What do we do when a language is dying?

The Pitkern language is dying. It’s dying because it has a small number of speakers and it’s not the language of opportunity for the youngest generations, who are moving away to Australia and New Zealand. Even the Pitkern-language version of Wikipedia has been proposed for closure – twice. What can we do? What should we do? Is saving endangered languages like saving endangered species? Are there reasons to let a language die? I look at all this in my latest article for The Week… and when it comes to Pitkern, there’s an additional twist. Read it now:

Why do we fight so hard to preserve endangered languages?

 

4 responses to “What do we do when a language is dying?

  1. How is Pitkern a mix of “Old English and Tahitian”? I studied Old English in graduate school. The sentences you transcribed are like Modern English. And if Pitkern is 200 years old, its speakers would have had no contact with Old English, which morphed into Middle English more than a thousand years ago.

    • I did notice that issue, too, but it’s evident that their article meant old (as in not current) English, not Old English – although I suspect no one on Pitcairn or Norfolk really knows about Old English (even the general educated population of Canada, the US, and England tend to think Shakespeare is Old English when, of course, it’s Early Modern English).

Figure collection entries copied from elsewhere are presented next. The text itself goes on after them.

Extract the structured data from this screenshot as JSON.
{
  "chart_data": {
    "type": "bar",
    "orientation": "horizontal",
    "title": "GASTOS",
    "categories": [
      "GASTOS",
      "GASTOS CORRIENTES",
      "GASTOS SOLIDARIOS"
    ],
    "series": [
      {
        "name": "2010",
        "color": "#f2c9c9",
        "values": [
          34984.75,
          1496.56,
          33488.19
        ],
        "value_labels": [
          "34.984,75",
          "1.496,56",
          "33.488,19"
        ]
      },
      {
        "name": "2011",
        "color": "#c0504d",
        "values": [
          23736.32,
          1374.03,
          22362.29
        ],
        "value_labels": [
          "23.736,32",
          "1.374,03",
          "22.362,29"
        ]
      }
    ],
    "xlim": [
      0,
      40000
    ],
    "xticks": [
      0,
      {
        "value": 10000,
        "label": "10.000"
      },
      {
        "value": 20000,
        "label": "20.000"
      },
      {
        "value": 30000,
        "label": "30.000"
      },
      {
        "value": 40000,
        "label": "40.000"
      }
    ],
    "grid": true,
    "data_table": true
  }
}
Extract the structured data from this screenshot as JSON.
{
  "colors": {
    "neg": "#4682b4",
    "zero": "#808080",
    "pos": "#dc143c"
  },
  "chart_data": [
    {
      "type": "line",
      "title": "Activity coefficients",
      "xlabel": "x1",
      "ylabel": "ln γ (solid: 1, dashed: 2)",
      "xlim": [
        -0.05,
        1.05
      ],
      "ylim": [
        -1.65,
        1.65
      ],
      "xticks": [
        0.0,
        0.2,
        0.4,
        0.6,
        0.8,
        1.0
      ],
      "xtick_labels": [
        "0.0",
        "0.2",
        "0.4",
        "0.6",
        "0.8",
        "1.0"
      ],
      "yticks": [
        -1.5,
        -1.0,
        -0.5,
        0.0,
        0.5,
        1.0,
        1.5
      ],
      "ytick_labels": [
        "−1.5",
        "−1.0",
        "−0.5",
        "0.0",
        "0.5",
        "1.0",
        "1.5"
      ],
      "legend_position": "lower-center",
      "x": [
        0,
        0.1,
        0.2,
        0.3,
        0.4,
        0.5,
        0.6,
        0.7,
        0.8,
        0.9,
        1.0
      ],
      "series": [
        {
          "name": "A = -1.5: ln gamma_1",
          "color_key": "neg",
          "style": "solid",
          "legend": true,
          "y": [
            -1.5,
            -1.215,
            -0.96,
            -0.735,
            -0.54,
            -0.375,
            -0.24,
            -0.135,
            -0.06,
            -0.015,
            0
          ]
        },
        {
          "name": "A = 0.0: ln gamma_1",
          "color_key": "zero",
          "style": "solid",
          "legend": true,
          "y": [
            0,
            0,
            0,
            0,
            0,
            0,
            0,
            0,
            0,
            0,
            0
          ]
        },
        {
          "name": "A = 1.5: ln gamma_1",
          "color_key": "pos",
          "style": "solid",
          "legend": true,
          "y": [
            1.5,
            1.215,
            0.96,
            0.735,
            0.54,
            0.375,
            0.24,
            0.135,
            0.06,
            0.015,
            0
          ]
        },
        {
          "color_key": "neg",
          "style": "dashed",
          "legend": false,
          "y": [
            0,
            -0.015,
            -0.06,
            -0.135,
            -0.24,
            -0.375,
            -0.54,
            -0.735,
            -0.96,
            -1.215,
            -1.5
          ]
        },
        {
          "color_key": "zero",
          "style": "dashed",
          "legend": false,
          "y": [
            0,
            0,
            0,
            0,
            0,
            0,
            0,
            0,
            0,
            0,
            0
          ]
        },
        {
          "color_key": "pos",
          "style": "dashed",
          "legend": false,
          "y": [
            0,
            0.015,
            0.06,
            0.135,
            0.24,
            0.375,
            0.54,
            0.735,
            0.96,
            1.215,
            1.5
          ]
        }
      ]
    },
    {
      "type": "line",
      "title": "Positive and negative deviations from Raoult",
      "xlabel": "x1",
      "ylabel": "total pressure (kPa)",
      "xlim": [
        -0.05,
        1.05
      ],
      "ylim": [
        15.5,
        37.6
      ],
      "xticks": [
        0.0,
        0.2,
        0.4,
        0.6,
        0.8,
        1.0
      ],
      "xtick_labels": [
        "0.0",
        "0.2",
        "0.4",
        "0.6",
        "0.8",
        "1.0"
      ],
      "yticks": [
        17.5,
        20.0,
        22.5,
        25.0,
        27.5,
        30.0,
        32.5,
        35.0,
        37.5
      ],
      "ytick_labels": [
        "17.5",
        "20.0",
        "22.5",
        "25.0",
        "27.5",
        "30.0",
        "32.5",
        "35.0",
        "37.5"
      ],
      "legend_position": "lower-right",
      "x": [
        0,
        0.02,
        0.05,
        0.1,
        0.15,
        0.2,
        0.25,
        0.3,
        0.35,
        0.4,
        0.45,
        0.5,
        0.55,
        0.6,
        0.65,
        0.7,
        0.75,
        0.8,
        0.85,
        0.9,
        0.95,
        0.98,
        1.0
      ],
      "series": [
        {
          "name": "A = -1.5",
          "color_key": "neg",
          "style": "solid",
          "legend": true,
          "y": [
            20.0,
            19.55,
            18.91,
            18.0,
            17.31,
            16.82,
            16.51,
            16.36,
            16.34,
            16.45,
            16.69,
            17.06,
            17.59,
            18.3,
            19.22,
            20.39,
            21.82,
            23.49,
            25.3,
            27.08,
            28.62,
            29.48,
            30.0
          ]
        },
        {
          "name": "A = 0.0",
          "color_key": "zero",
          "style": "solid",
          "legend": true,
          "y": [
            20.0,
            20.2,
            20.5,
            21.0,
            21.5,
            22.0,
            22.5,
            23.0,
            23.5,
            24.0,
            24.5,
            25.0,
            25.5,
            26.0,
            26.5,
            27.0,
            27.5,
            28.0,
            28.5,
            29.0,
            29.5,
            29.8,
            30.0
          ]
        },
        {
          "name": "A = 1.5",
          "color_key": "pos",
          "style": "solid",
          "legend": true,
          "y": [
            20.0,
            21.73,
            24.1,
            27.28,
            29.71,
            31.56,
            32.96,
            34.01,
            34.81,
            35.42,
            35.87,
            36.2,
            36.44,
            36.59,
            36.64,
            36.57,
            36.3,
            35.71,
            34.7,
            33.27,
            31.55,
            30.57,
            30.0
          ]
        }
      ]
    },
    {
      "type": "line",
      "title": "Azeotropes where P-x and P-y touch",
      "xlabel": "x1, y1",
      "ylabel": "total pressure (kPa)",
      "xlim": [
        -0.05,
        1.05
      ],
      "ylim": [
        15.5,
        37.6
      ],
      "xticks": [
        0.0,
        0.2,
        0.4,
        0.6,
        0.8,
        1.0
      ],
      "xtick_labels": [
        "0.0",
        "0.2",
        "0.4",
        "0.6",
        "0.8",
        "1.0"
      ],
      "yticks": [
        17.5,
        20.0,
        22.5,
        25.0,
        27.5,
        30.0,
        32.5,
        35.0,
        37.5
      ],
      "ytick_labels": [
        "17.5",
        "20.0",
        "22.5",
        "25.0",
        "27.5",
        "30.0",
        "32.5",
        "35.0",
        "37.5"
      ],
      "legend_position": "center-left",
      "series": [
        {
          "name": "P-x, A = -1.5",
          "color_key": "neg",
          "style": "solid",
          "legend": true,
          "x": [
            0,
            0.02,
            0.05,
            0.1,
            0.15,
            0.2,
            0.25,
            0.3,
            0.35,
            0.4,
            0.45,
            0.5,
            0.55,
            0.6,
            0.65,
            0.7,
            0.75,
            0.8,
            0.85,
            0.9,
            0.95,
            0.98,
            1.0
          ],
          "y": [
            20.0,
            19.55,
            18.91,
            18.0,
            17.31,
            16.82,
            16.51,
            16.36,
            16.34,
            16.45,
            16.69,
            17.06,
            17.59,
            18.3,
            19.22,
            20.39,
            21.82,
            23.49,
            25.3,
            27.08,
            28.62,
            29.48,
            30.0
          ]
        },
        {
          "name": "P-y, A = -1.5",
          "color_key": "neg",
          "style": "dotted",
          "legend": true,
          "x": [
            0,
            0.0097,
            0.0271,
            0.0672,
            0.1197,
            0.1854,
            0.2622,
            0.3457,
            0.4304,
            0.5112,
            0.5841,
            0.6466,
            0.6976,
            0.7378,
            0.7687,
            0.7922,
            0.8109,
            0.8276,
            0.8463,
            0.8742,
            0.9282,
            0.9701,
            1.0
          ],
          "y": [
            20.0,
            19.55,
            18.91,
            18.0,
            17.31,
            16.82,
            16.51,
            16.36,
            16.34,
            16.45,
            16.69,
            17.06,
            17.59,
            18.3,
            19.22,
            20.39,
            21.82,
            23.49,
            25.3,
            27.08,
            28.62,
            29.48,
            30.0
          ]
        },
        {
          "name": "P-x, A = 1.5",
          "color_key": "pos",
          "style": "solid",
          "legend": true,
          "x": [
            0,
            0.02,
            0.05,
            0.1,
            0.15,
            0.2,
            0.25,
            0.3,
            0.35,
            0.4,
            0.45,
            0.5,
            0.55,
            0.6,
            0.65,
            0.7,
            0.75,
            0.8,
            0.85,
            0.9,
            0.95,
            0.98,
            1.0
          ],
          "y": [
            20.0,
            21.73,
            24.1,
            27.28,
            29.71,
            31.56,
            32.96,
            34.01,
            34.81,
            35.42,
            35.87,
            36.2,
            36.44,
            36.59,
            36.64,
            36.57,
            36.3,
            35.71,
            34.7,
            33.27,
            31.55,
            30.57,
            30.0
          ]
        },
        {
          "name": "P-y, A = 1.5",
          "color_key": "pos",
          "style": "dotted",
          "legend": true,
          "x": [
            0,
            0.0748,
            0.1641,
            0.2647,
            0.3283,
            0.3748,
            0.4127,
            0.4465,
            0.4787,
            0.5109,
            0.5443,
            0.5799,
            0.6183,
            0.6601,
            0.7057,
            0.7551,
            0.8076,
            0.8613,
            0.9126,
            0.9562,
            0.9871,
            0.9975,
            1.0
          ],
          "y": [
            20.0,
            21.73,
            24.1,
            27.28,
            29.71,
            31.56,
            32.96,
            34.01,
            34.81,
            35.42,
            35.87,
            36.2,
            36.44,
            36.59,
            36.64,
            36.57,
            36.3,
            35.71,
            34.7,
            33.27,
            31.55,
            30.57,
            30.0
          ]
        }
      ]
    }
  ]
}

      Point of correction, though: The usual demarcating date between Old English and Middle English is arbitrarily set at 1066, the year of the Norman Conquest, but the greatest force for change in English through the Middle English period was the French influence (both through contact effects and through removing English from official status and consigning it to the level of common speech, more susceptible to change) – and the French influence started in 1066; thus, it’s more accurate to say that Old English was still Old English a thousand years ago but was soon to undergo a significant transformation. Early Modern English is typically arbitrarily set as starting in 1476, the year Caxton started his printing press, which was an important force for standardization, but of course that’s arbitrary too.

      (Yes, I studied Old English, too, and the history of the English language.)

  2. I feel you. My parents are from South Asia and I kinda speak their language and it’s sad because my kids probably won’t know it and eventually their kids etc will be saying, oh yeah I think our great-grandparents were from Asia or sometime.